OTD in early British television: 20 February 1937

20th February 2025

John Wyver writes: Frustration reigned at AP on the afternoon of Saturday 20 February 1937 as it proved impossible to get the vision system working and between the sound-only transmission of records director of television Gerald Cock had to make two audio apologies for the breakdown. By the evening all was well, and act 2 scene 3 of Twelfth Night was played before a variety bill with entertainers Flotsam and Jetsam and acrobats Blum and Blum.

After which the studio was graced by a visit from Flora Robson, who was then filming Fire Over England at Denham (above, as Elizabeth I with – I think – Leslie Banks as the Earl of Leicester). Sitting alongside the actor for a transmission titled Stars and their Directors was not in fact William K. Howard, the film’s director, but Erich Pommer, one of the producers, together with Alexander Korda, .

A series with this title had begun four weeks before with Victoria Hopper and her husband and director Basil Dean, who was 21 years her senior.

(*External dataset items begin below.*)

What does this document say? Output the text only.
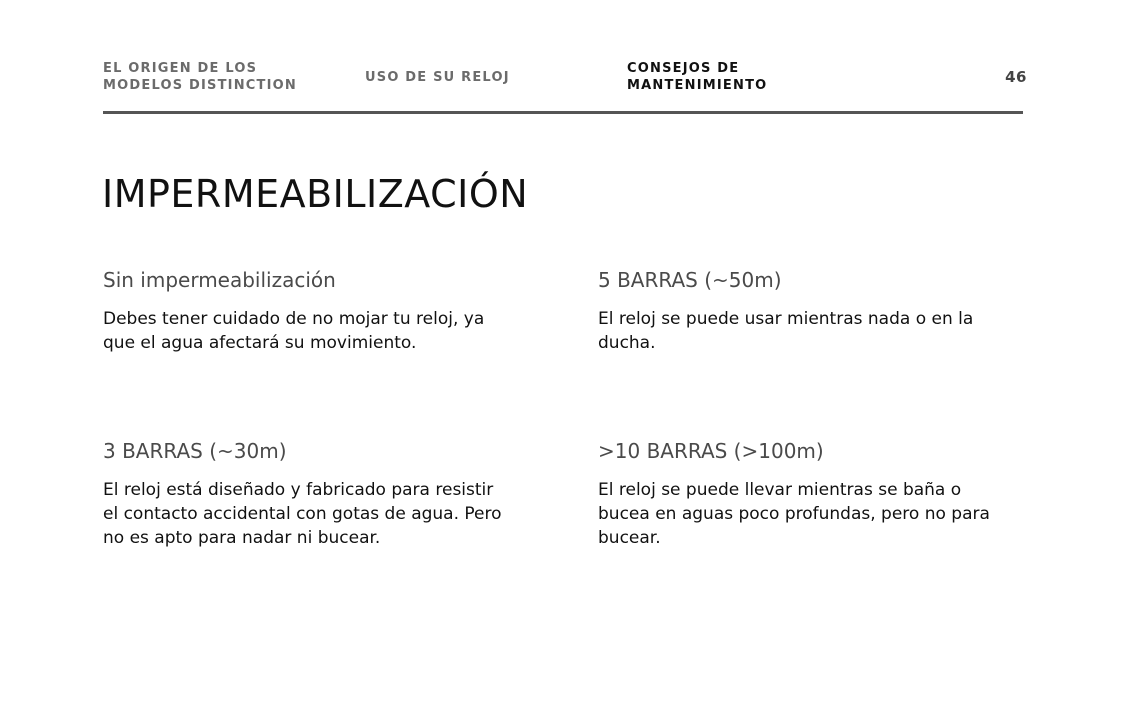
EL ORIGEN DE LOS MODELOS DISTINCTION
USO DE SU RELOJ
CONSEJOS DE MANTENIMIENTO	46
IMPERMEABILIZACIÓN
Sin impermeabilización

Debes tener cuidado de no mojar tu reloj, ya que el agua afectará su movimiento.

5 BARRAS (~50m)

El reloj se puede usar mientras nada o en la ducha.

3 BARRAS (~30m)

El reloj está diseñado y fabricado para resistir el contacto accidental con gotas de agua. Pero no es apto para nadar ni bucear.

>10 BARRAS (>100m)

El reloj se puede llevar mientras se baña o bucea en aguas poco profundas, pero no para bucear.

A friend of director of television Gerald Cock, Dean later facilitated the first OB of a West End play, when he welcomed BBC cameras to his production of When We are Married in the autumn of 1938.

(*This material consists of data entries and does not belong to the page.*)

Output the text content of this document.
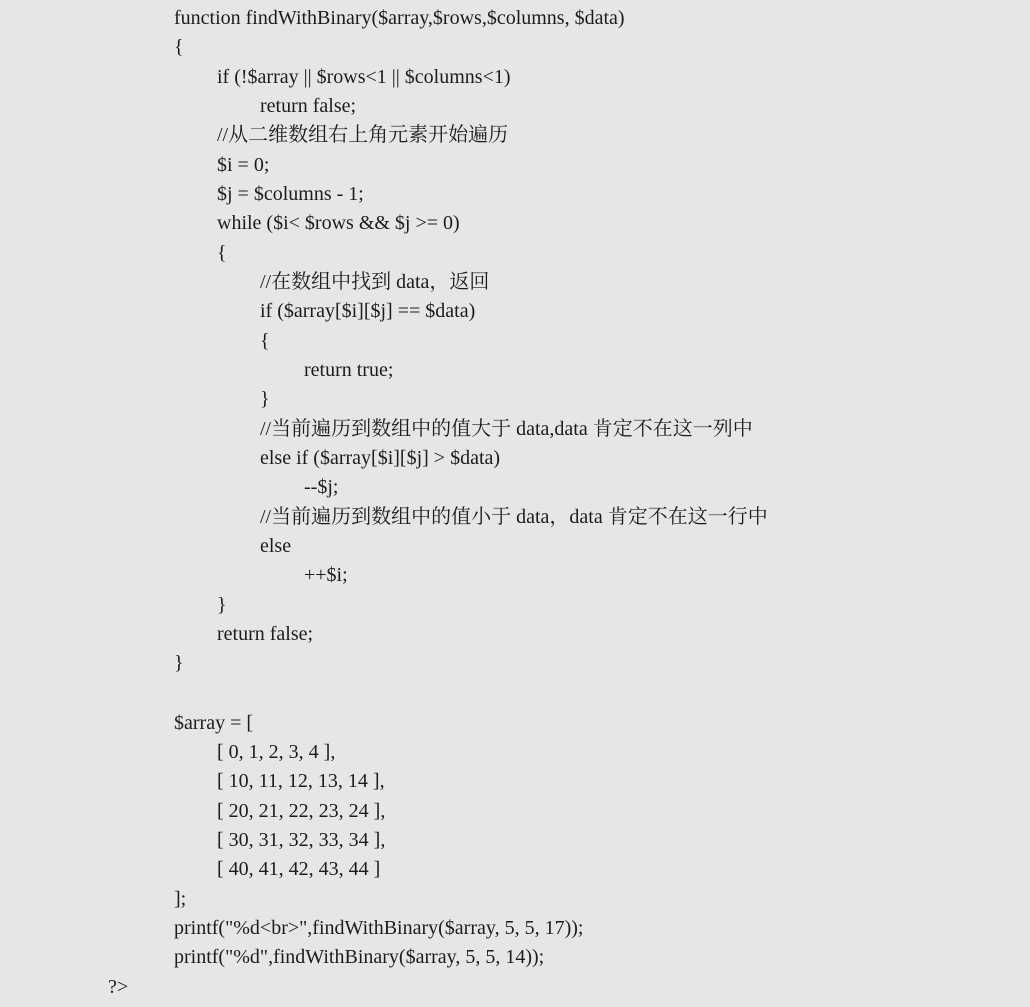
function findWithBinary($array,$rows,$columns, $data)
{
if (!$array || $rows<1 || $columns<1)
return false;
//从二维数组右上角元素开始遍历
$i = 0;
$j = $columns - 1;
while ($i< $rows && $j >= 0)
{
//在数组中找到 data，返回
if ($array[$i][$j] == $data)
{
return true;
}
//当前遍历到数组中的值大于 data,data 肯定不在这一列中
else if ($array[$i][$j] > $data)
--$j;
//当前遍历到数组中的值小于 data，data 肯定不在这一行中
else
++$i;
}
return false;
}
$array = [
[ 0, 1, 2, 3, 4 ],
[ 10, 11, 12, 13, 14 ],
[ 20, 21, 22, 23, 24 ],
[ 30, 31, 32, 33, 34 ],
[ 40, 41, 42, 43, 44 ]
];
printf("%d<br>",findWithBinary($array, 5, 5, 17));
printf("%d",findWithBinary($array, 5, 5, 14));
?>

A fortnight earlier, Lilli Palmer had appeared with Milton Rosmer to promote The Great Barrier, and an interview with Anna Lee and Robert Stevenson was billed but not transmitted. This clutch of promotional programmes, all celebrating Gaumont-British films, was one of of the modest results from what had been envisaged as a much more sweeping tie-up between the Television service and the film conglomerate.

From the moment Cock was appointed director of television in early 1935, he was convinced he needed a deal for the supply of feature films and newsreels, as well as access to stars for interviews, trailers and other – as he saw it – mutually beneficial elements.

So began a lengthy and at times fractious negotiation with Gaumont-British which was only concluded weeks before the AP service began. The film company expected a very high fee for their newsreel and prevaricated for months before providing a list of titles that could be licenced.

Cock eventually out-manoeuvred them by arranging for the supply at an affordable price of a rival newsreel, which led to Gaumont-British reluctantly agreeing that their newsreel could be shown for the same cost. Cock also rejected what he saw as a very poor list of feature films, and the two parties finally agreed to the licensing of some educational shorts and, presumably, the somewhat half-hearted Stars and their Directors.

The full – and to me, fascinating – story of this negotiation is related in my forthcoming book, Magic Rays of Light: The Beginnings of British Television (and yes, we have settled on a new subtitle).

Cock meanwhile continued to try to woo a sceptical film industry by stressing the promotional value of his new medium, including with a series of ambitious OBs from the main studios in the autumn of 1937 (which we will get to in good time). But all of the British and American companies kept their distince, refusing even to permit television to screen their theatrical trailers.